A (broad): 2a has a fragment of the torso of a frontal figure with a very simplified stylised robe and arms expressed as boneless curves holding a book in front of his body. A very worn cable-moulded edge survives on the right. 2b is quite battered. It has cable moulding on both edges, and between them again the torso of a frontal figure expressed as very stylised looping curves, almost like a very squeezed key pattern. Below is part of a long plain under-robe. 2c has the lower part of a Weland scene as on Leeds 1Ciii (Ill. 485), in fact supplying some of the missing detail from the bottom centre of that scene (Ill. 487). The upper part of the scene with the woman is completely missing. A cable moulding survives on the right.
B (narrow): 2a and 2b have cable mouldings on both edges; 2c is not complete in width and has the cable moulding only on the left-hand edge. It is battered but shows a section of the plain area from the foot of the shaft. The two upper fragments have short runs of a three-cord twist, and 2c credibly has part of the Stafford Knot (simple pattern E) termination of the plait.
C (broad): 2a and 2c show evidence that this face had a run of ring-knots (turned pattern C with added diagonal), that on 2c showing the termination of the pattern as a simple joining of the strands from the lowest knot. 2b has evidence of strands which could belong to the glide between knots. 2a has worn cable edging on the left, 2b and 2c on the right.
D (narrow): Missing on 2a; 2b has a fragment of three-cord plait identical with face B, but 2c appears to show it had animal-head terminals. The head in the bottom left corner has a round incised eye and a stubby snout-like jaw.

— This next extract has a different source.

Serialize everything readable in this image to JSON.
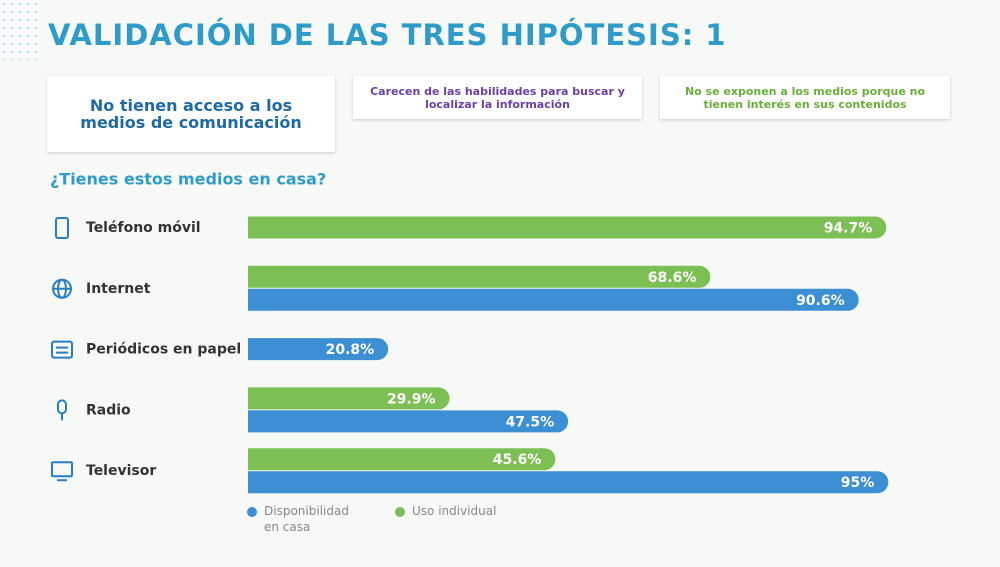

These fragments are more stylised than Leeds 1 but are clearly related to it. Lang (1976a, 91–2, figs. 7a–b) used the lowest section on face A to reconstruct the design on Leeds 1, face C. It is not impossible that these three fragments belong together, as Collingwood believed, and a similar programme including frontal figures in panels is suggested. The simpler patterns on the sides and the appearance of runs of interlace without plant-scroll suggest a simplification of the programme on Leeds 1.